The border between speculation and market manipulation is sometimes vague. Since the financial crisis in 2008, naked short selling of financial instruments of certain financial institutions (Dexia NV, Ageas NV (ex-Fortis), KBC Group NV and KBC Ancora Comm. VA) is therefore prohibited. Initially this was a temporary prohibition, but the measure became permanent through the royal decree of 22 September 2009 (Belgian Official Gazette 24 September 2009). This decree only foresees in a reporting and publication obligation for covered short selling.
Regulation (EU) nr. 236/2012 of 14 March 2012
In order to limit the negative effects of short selling, the European Union has introduced regulatory measures. But these measures did not achieve their goals because the prohibition didn't apply in all EU member states and a common regulation was lacking. Therefore the Council of the European Union adopted on 21 February 2012 a Regulation on short selling. This Regulation is applicable in all EU Member States since 1 November 2012.
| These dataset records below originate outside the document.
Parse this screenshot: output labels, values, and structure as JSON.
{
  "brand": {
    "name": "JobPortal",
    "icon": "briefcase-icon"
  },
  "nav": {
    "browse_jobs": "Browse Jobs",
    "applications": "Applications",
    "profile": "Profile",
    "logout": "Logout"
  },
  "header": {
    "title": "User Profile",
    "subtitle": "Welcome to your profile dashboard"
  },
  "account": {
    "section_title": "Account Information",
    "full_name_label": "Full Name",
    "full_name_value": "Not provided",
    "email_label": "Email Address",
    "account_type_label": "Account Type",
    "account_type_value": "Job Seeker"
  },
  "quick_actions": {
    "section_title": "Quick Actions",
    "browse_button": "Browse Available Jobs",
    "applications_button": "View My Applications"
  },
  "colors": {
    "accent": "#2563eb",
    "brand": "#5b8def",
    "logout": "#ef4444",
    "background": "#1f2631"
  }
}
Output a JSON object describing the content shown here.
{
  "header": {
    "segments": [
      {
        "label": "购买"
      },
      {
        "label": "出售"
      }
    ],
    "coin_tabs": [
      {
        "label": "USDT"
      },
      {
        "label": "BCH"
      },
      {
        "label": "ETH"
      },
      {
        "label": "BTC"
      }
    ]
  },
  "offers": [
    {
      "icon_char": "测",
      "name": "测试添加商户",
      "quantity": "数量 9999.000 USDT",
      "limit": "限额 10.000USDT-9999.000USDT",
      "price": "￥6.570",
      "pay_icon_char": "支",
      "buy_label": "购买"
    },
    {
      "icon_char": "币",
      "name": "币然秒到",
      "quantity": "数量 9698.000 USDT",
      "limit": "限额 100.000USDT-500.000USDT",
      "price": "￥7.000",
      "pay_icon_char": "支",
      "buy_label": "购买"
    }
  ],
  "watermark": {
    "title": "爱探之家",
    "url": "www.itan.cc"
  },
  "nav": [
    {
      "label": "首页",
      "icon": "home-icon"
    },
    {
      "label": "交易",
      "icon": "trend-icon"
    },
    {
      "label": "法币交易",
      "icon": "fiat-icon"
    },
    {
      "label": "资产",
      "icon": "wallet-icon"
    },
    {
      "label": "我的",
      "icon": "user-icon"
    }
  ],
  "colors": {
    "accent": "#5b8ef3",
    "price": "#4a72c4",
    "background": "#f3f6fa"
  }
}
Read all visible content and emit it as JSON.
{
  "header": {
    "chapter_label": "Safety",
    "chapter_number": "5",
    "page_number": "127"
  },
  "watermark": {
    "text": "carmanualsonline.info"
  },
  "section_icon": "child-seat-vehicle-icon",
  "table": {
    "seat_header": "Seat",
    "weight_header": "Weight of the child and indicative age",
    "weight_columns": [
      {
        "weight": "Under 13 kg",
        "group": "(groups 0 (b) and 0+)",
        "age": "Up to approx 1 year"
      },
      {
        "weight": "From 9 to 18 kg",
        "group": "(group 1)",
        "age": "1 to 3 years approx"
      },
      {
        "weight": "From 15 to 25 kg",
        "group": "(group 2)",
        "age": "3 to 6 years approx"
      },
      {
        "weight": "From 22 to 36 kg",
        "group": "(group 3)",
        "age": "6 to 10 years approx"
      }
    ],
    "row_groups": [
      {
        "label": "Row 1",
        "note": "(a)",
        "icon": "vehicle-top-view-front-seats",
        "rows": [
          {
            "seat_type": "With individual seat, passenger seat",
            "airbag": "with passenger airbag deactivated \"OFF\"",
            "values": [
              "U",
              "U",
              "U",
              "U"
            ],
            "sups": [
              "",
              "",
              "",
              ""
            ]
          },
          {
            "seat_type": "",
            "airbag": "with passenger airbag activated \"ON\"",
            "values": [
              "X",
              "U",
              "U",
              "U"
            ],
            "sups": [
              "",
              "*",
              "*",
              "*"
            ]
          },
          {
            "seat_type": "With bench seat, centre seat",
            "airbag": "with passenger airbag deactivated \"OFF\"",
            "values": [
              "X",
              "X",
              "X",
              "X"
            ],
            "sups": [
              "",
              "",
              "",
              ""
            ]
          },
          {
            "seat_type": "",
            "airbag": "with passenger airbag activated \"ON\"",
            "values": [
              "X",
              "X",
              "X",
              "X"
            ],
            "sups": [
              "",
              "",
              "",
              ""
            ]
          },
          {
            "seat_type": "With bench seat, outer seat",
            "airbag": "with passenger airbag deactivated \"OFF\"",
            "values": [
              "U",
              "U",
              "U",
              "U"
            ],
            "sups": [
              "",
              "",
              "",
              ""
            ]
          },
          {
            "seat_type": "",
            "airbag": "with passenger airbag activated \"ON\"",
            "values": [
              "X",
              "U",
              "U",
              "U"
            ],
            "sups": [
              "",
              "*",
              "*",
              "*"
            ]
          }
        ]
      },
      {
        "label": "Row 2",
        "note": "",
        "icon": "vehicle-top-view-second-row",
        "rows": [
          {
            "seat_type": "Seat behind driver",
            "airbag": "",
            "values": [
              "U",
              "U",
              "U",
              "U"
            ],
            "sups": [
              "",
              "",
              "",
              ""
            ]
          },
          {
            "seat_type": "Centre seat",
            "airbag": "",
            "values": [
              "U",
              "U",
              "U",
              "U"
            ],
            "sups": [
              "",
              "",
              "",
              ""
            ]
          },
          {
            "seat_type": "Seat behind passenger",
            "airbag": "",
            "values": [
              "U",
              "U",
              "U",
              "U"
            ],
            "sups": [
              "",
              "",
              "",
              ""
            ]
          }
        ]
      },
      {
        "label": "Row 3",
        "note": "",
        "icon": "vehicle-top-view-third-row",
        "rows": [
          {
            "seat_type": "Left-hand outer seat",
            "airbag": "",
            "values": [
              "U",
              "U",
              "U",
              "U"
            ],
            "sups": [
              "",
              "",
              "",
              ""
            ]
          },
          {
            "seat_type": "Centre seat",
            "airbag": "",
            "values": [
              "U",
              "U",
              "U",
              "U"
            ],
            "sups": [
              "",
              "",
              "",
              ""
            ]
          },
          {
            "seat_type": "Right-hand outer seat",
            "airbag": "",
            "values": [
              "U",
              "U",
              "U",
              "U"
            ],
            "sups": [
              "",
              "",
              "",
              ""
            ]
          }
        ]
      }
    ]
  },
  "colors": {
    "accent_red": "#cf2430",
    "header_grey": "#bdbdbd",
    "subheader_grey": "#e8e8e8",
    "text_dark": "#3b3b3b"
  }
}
Reporting obligation and publication obligation of short positions
In Belgium short selling of financial shares is no longer prohibited. As was already the case before 12 August 2011, restrictions apply for short sellers using actions according to the European Regulation. The Regulation contains a 'locate rule' under which persons selling shares without owning or borrowed them should take the necessary actions so it can be supposed that the shares will be supplied in due time.
Investors which have considerable short positions on companies or public bodies and are of the opinion that the shares of public debt instruments will drop in value, should as from now report this to the financial supervisor. In Belgium reportings should be made to the FSMA, Supervision on the financial markets, Mr. Erwin Zeerards, Congresstraat 12-14, 1000 Brussels (fax +32 2 220 59 03). Reportings can be send by e-mail to email@example.com, but should be confirmed by mail or by fax.
If your short positions in companies equal or exceed 0,5% of the placed capital, you should make them public. The publication threshold is completed with additional thresholds with an interval of 0.1%. You can consult the overview of the published short positions with daily updates on the FSMA's website (www.fsma.be).